The City of Winnipeg and the Winnipeg Goldeyes appear to be striking out over a new lease agreement for Shaw Park.
For years, the two sides have been trying to come to terms on a new deal for the stadium — which sits on city-owned land — before the current 25-year lease expires in July 2023.
Riverside Park Management Inc., the non-profit that manages the park’s property matters, says it wants to reach a deal early to obtain financing to pay for planned capital improvements.
But a new report prepared for council’s property and development committee shows those talks have so far been a swing and a miss for both sides.
Under the original deal, Riverside has been paying $1 a year to lease the park from the city, and, according to the report, also gets annual tax subsidies to the tune of $342,000.
In a proposed new lease outlined for councillors in the administrative report, the city wants the team to pay $150,000 a year in rent, an amount recommended by a city consultant in 2016.

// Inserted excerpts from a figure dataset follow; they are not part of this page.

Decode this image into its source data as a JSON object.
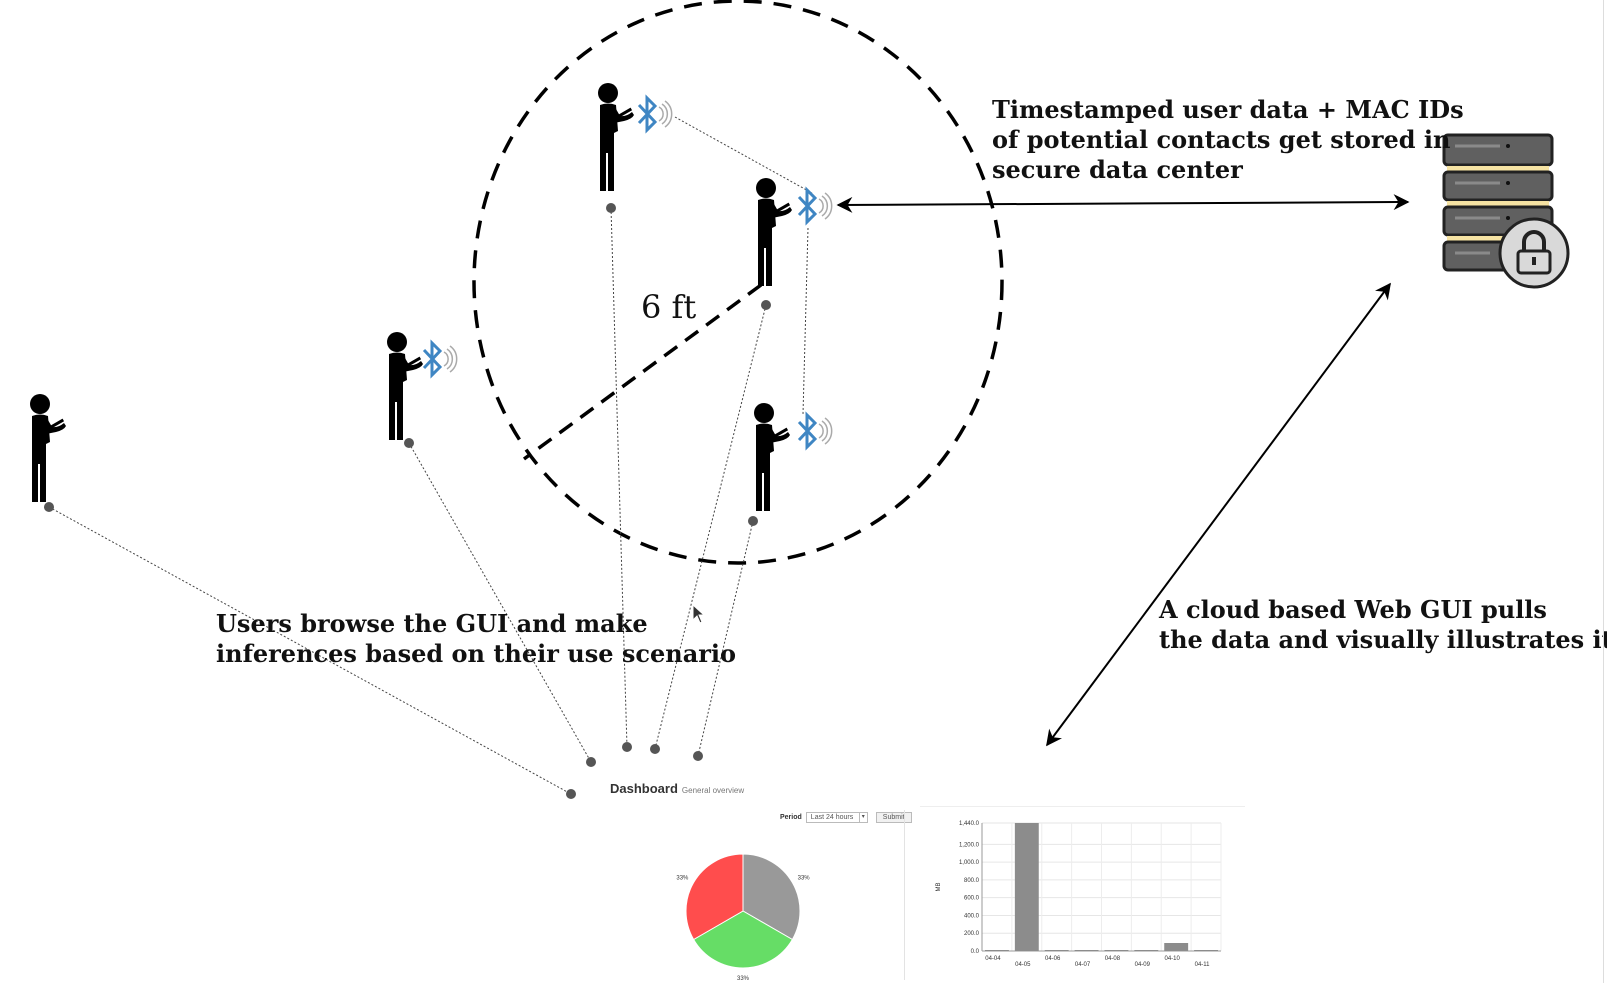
{
  "labels": {
    "storage": "Timestamped user data + MAC IDs\nof potential contacts get stored in\nsecure data center",
    "cloud": "A cloud based Web GUI pulls\nthe data and visually illustrates it",
    "users": "Users browse the GUI and make\ninferences based on their use scenario",
    "distance": "6 ft"
  },
  "dashboard": {
    "title": "Dashboard",
    "subtitle": "General overview",
    "period_label": "Period",
    "period_value": "Last 24 hours",
    "submit_label": "Submit"
  },
  "chart_data": [
    {
      "type": "pie",
      "labels": [
        "33%",
        "33%",
        "33%"
      ],
      "values": [
        33,
        33,
        33
      ],
      "colors": [
        "#999999",
        "#66dd66",
        "#ff4d4d"
      ]
    },
    {
      "type": "bar",
      "categories": [
        "04-04",
        "04-05",
        "04-06",
        "04-07",
        "04-08",
        "04-09",
        "04-10",
        "04-11"
      ],
      "values": [
        0,
        1440,
        0,
        0,
        0,
        0,
        90,
        0
      ],
      "ylabel": "MB",
      "yticks": [
        "0.0",
        "200.0",
        "400.0",
        "600.0",
        "800.0",
        "1,000.0",
        "1,200.0",
        "1,440.0"
      ],
      "ylim": [
        0,
        1440
      ],
      "color": "#8c8c8c",
      "grid": true
    }
  ],
  "colors": {
    "bluetooth": "#3f86c3",
    "ink": "#000000",
    "server_body": "#606060",
    "server_stripe": "#f6e3a3"
  },
  "icons": [
    "person-icon",
    "bluetooth-icon",
    "server-lock-icon"
  ]
}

Riverside has said it doesn’t think that’s a fair deal, according to the report.
The report says the non-profit has also said no to a city proposal that would see Riverside start paying all municipal taxes — and give up the subsidies — as part of the new lease agreement.
Property and development chair, Coun. Brian Mayes (St. Vital) says a major sticking point between the two sides is who will control a pair of parking lots near the stadium site.
Currently, the lots are run by the Goldeyes, bringing in $375,000 a year for the team, according to the report.
“I’m sure some people would say we shouldn’t be subsidizing any of this,” Mayes told 680 CJOB Tuesday after the report was made public.
“(Others) would say, well look, they’re a great benefit to downtown, they provide jobs, they bring 200,000 (people) a year into the downtown.
“The Bombers and the Jets have certainly had some benefits from City Hall, so I think that’s trying to strike the balance.”
The report, which will be presented to the property and development committee at their Oct. 28 meeting, says the city has lost nearly $7.5 million in taxes and $5.2 million in parking revenue over the life of the lease.
Goldeyes owner and former Winnipeg mayor, Sam Katz, told 680 CJOB he’s going to wait until the committee meets to speak about the lease negotiations.
While Mayes called the current $1-a-year lease “clearly a problem”, he said he is confident the two sides have enough time to eventually come to an agreement.
“He needs a ballpark and we need a team for our ballpark,” said Mayes.
“So we should be able to hammer out some sort of a deal.”